9. Though not free, visiting the top of the Marina Bay Sands Hotel & Casino will only set you back US$12. And while you’re up there, have a beer and enjoy the view of the Southeast Asia’s highest open-air swimming pool. This is where I did the introduction to my film from Singapore. To get into the infinity pool there, you may have to book a room. But you can probably stuff a fist-full of dollars into a hearty handshake with the security guards at the top floor and gain access the old fashioned way. To get there, just tell the cabbie you want to go the Skypark at the Marina Bay Sands. There’s a special entrance, so just save yourself the hassle and have them drop you off at the elevator.
10. The most amazing thing you’ll do in Singapore is to visit the Geylang Red Light district. When you hear people talking about the “dark side” of Singapore. This is the area they’re referring to. No rules. No one judging you. Just go there and decide your own level of involvement. The more you want, the more they want to give. But spend your time wisely. Many people go hard and fizzle out early. This is also the undisputed culinary leader in Singapore’s street food and cafes. You won’t be sorry. Head to Singapore’s east coast for the old world of architecture and simple pleasures.

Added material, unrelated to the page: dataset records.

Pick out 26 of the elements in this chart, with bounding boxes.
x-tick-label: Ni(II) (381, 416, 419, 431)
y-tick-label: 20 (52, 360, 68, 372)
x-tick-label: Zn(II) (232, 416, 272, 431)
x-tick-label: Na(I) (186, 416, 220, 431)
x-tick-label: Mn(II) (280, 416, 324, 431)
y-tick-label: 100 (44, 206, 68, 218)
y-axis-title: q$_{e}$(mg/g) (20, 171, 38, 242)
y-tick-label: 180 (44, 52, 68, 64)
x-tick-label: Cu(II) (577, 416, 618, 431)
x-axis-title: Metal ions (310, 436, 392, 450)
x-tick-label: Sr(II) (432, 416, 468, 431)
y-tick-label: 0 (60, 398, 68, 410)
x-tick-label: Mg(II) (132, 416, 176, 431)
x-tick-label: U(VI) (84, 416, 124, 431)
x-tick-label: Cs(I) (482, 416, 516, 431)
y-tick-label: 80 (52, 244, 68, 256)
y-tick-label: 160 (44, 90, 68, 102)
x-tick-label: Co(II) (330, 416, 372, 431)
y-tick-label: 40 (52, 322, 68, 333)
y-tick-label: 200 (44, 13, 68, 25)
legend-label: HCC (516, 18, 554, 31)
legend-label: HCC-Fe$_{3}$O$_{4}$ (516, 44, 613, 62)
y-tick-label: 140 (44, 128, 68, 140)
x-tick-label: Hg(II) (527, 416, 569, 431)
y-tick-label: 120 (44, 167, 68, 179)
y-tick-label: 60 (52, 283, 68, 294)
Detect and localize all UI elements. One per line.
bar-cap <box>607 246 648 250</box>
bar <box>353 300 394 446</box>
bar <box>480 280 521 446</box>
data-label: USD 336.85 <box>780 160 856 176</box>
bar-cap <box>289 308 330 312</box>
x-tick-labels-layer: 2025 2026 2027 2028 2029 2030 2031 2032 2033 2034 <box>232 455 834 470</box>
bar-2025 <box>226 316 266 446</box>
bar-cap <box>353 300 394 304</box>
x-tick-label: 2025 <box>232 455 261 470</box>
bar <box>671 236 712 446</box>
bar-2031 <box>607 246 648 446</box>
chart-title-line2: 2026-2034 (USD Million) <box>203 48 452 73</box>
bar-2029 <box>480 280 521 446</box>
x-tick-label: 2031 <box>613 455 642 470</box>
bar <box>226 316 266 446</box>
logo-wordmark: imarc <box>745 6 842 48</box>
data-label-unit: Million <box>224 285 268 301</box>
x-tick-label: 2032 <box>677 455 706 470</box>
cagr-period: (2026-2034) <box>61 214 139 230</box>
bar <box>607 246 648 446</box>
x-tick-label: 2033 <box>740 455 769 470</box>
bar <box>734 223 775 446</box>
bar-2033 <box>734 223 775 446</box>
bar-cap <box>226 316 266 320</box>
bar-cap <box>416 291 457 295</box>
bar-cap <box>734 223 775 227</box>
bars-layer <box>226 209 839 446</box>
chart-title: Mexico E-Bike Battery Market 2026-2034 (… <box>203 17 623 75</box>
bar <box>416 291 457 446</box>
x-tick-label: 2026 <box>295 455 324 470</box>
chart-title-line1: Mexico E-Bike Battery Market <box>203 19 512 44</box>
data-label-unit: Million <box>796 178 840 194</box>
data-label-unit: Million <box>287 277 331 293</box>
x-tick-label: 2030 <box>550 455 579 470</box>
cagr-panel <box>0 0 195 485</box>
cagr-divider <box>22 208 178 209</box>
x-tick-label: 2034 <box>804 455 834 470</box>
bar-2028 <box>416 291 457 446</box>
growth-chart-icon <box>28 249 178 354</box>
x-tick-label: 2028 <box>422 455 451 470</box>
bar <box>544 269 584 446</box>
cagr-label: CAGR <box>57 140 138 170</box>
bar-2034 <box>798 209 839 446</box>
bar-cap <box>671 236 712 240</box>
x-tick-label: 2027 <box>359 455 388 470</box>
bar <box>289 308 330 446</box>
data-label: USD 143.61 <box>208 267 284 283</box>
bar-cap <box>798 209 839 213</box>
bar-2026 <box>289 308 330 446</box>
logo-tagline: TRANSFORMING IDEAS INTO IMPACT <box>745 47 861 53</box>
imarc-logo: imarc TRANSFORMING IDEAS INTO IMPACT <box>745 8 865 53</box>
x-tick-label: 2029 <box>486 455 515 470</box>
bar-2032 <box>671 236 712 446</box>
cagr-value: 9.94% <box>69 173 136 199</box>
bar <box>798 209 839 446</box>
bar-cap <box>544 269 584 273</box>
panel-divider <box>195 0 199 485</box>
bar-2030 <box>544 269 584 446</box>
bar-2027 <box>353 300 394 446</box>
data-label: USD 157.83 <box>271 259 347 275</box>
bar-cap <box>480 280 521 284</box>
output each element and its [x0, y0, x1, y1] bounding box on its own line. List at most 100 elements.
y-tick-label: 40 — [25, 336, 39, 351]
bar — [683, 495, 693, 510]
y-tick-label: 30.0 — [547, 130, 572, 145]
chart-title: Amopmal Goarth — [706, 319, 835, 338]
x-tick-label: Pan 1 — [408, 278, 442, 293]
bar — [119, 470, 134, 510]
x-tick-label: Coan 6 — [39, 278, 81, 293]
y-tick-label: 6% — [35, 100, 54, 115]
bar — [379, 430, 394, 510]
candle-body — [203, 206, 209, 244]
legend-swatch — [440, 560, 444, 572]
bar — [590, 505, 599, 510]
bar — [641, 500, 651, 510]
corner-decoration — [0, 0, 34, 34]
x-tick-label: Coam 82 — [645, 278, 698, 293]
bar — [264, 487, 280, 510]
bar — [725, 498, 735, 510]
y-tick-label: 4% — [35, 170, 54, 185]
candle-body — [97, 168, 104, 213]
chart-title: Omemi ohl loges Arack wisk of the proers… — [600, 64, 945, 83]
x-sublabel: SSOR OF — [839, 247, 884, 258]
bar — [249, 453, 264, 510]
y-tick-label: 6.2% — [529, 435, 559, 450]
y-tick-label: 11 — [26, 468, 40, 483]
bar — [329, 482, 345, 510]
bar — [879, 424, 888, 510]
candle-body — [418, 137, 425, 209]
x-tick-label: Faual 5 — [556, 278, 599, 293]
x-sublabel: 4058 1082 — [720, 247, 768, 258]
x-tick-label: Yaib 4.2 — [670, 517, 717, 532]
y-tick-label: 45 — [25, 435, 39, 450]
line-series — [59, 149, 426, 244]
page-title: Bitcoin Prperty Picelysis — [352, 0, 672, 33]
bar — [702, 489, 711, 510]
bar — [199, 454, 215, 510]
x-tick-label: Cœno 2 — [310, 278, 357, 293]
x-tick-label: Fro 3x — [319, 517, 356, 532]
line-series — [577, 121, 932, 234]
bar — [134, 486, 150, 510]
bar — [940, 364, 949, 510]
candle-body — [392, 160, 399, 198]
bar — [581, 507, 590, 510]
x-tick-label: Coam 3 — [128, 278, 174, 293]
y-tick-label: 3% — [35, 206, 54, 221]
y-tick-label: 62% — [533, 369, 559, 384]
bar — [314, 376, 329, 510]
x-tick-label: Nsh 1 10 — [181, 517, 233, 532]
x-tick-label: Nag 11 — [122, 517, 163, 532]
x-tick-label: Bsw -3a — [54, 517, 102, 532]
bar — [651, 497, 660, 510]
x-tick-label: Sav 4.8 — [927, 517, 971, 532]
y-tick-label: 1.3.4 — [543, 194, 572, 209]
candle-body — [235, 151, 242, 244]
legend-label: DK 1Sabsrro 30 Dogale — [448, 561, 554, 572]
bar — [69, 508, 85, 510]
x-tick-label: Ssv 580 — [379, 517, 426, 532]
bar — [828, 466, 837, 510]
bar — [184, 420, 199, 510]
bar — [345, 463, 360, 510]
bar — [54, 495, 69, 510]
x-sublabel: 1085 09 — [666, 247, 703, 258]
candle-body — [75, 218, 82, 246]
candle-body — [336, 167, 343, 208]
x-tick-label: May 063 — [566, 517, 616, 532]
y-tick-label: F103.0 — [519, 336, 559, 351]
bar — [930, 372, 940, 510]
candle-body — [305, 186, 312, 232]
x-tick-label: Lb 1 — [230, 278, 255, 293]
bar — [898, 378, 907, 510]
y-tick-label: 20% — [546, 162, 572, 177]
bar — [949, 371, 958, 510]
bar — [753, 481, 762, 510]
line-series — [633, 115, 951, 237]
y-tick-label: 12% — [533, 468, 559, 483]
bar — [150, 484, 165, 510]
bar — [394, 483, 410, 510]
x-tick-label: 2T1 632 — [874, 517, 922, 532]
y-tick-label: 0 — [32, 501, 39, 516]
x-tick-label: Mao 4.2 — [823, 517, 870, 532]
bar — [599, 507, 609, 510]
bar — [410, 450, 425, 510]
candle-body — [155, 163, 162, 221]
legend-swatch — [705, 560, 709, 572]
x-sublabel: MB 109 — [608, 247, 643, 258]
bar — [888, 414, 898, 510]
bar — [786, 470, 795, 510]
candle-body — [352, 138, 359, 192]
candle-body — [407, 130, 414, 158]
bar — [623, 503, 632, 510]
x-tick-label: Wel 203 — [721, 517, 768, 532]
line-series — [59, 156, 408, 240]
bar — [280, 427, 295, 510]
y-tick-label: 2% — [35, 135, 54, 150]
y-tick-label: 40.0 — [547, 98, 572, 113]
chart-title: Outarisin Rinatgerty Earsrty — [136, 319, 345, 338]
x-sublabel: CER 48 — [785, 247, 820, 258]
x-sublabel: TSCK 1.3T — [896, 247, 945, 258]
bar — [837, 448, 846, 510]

To splurge on food and make it worth it: head to Dempsey Hill and find the White Rabbit Restaurant, which is a converted 1950s garrison barracks & church. Now, its full of art galleries, fine restaurants and spas. Wear your dinner jacket, though. They are not used to sweaty backpackers dumping their gear on the floor next to the tables.
To splurge on entertainment: Take the cable car over the Sentosa theme park and resort. But plan ahead wisely. This area is not cheap. But there’s more fun for adults to have than a night at the Playboy Mansion. There’s a Disney World area near the resort. But the Marine Park, tram stops, snake handling, plays and performances and about a gazillion other things go on here. Just visit the website, take your pick of things to do, and make a day of it. In my film on Singapore, you can see two of these events: The iFly indoor skydiving event and swimming with the sharks. Each costs around US $80 per visit, per person.